Reporters buzzed this weekend with news about the murder−suicide committed by Kansas City Chiefs linebacker Jovan Belcher. Before killing himself at the Chiefs' practice facility, he shot Kasandra Perkins, his 22-year-old girlfriend, nine times in their home. The couple's three-month old daughter and Belcher's mother were in the house at the time of the shooting.
Much of the ensuing coverage has searched for reasons why Belcher, a member of Male Athletes Against Violence at his alma mater the University of Maine, committed such heinous crimes. Some commentators focused on widespread gun ownership in our country. Others questioned whether the players in the National Football League are especially prone to violence. Still others wondered whether Belcher had suffered traumatic brain injuries that triggered the episode. All are issues worth considering.
But as tragic as Kasandra Perkins' death was on Saturday, she was not the only female domestic violence fatality that day. The Center for Disease Control and Prevention estimates that every day in the United States more than three women are killed by their intimate partners.
Our country is suffering from a plague of domestic violence. Compare the number of American troops killed in Afghanistan and Iraq (6,612) to the number of women killed during the same period in the United States as the result of domestic violence (11,766). Almost twice as many women died at the hands of men who supposedly loved them as did American soldiers on battlefields.
Here are some other chilling domestic violence statistics:
During the telecast of the Kansas City Chiefs' game the day following the murder-suicide, broadcaster Bob Costas linked Kasandra Perkins' death to our country's gun culture. He has been criticized for his comments but they are very relevant. Here's why:
● The likelihood that a woman will die a violent death is increased by 270 percent if there is a gun in her home.

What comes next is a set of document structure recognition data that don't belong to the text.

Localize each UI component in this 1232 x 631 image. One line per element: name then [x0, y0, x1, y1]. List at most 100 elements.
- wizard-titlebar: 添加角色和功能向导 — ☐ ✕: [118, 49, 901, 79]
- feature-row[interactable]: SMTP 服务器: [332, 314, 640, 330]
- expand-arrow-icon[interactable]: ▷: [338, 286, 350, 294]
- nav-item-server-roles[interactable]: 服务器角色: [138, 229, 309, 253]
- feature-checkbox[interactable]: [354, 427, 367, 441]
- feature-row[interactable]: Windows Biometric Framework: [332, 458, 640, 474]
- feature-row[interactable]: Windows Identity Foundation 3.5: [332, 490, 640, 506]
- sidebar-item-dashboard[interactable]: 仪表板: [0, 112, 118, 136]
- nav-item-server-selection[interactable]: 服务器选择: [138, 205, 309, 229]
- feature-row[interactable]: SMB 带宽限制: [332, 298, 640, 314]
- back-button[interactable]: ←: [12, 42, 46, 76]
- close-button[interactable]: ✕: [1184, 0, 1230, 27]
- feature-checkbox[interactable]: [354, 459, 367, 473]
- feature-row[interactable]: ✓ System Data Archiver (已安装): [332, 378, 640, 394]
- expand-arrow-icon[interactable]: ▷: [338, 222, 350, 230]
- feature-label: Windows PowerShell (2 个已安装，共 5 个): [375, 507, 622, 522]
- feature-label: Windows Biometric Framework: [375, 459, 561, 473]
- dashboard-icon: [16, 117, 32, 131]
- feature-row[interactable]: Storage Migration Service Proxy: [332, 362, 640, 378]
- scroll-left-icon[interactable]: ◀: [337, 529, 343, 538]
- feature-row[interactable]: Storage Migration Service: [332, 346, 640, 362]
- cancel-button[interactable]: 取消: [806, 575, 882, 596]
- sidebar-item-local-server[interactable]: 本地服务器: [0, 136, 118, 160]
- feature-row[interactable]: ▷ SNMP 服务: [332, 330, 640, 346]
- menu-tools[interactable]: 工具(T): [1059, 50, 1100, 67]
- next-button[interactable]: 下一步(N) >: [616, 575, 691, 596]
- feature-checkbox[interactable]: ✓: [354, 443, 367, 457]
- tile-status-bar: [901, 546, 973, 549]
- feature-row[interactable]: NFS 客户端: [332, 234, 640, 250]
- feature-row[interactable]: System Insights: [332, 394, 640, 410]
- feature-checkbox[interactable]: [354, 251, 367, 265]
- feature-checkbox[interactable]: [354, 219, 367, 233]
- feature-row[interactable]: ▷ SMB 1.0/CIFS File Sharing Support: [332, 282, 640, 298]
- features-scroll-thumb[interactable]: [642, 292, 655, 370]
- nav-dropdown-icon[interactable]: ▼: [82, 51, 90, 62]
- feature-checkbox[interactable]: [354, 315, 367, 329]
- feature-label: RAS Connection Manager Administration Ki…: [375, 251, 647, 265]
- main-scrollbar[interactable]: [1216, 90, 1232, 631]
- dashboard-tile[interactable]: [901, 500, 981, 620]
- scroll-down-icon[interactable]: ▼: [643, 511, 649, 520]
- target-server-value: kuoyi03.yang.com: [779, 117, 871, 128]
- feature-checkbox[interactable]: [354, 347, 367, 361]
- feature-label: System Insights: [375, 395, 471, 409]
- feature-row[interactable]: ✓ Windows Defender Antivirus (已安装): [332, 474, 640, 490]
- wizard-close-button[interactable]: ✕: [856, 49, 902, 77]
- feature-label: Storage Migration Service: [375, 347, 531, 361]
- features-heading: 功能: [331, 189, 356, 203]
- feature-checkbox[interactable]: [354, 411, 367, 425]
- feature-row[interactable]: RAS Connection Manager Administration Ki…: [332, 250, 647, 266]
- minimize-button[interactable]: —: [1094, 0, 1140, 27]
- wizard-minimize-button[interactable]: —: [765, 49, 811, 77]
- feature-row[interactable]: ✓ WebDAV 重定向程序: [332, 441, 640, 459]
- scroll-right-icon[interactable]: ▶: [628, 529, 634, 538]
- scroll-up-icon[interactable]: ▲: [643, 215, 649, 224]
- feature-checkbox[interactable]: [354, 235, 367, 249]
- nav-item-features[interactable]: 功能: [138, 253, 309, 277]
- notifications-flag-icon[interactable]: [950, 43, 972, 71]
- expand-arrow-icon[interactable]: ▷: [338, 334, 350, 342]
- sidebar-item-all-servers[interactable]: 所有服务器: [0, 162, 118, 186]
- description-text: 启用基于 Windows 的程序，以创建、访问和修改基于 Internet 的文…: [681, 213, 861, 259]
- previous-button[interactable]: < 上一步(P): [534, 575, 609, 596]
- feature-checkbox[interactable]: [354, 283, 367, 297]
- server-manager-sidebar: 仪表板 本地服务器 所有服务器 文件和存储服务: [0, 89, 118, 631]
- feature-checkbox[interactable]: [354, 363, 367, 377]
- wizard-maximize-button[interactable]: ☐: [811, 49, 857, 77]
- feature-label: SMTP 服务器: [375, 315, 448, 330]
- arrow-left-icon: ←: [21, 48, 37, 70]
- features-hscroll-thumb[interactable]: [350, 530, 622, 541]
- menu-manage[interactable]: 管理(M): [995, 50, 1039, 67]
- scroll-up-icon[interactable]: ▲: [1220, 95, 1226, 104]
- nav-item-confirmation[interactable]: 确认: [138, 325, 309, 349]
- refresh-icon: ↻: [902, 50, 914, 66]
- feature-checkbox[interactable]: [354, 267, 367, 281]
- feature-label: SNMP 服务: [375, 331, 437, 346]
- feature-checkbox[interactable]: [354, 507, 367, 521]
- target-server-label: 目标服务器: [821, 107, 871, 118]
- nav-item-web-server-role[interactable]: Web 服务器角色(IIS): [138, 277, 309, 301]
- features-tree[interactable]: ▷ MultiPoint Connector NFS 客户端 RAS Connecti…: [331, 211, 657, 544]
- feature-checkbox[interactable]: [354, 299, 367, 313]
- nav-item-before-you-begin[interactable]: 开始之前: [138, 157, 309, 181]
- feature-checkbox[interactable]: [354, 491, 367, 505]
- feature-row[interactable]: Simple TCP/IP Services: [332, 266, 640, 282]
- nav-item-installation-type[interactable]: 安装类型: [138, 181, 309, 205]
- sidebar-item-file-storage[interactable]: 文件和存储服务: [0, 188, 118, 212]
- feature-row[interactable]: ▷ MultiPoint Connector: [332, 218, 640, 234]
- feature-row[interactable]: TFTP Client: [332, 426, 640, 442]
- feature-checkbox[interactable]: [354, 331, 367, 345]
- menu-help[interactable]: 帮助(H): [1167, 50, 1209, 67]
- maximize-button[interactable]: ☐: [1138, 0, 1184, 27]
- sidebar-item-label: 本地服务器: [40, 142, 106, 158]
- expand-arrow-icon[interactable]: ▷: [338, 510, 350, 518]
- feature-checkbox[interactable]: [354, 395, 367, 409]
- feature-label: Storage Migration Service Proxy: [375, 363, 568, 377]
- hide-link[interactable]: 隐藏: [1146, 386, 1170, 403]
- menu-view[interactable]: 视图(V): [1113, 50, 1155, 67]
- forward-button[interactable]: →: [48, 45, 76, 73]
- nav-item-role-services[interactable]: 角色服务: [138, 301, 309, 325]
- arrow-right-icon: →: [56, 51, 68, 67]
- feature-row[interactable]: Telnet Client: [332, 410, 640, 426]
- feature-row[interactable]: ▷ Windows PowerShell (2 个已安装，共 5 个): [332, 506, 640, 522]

● Two in three women killed by their intimate partners were shot with guns kept in their home by their partners.
But gun ownership is only part of a much bigger problem. Violence against women takes many forms from the sadly routine abuse of punching, strangling and shooting to bizarre homicides by chainsaw decapitation.
Kasandra Perkins' tragic death occurred during the 16 Days of Activism Against Gender Violence that runs from November 25 to December 10.
Perhaps the single most effective thing we can do to stop more needless deaths like Kasandra's is to loudly demand Congress re-authorize the Violence against Women Act. Both the House and the Senate have passed versions of the act, but the House's narrower rendering is driven by the GOP's concern that it covers "too many victims."
Kasandra Perkins is one victim too many. Her death should represent more than yesterday's news.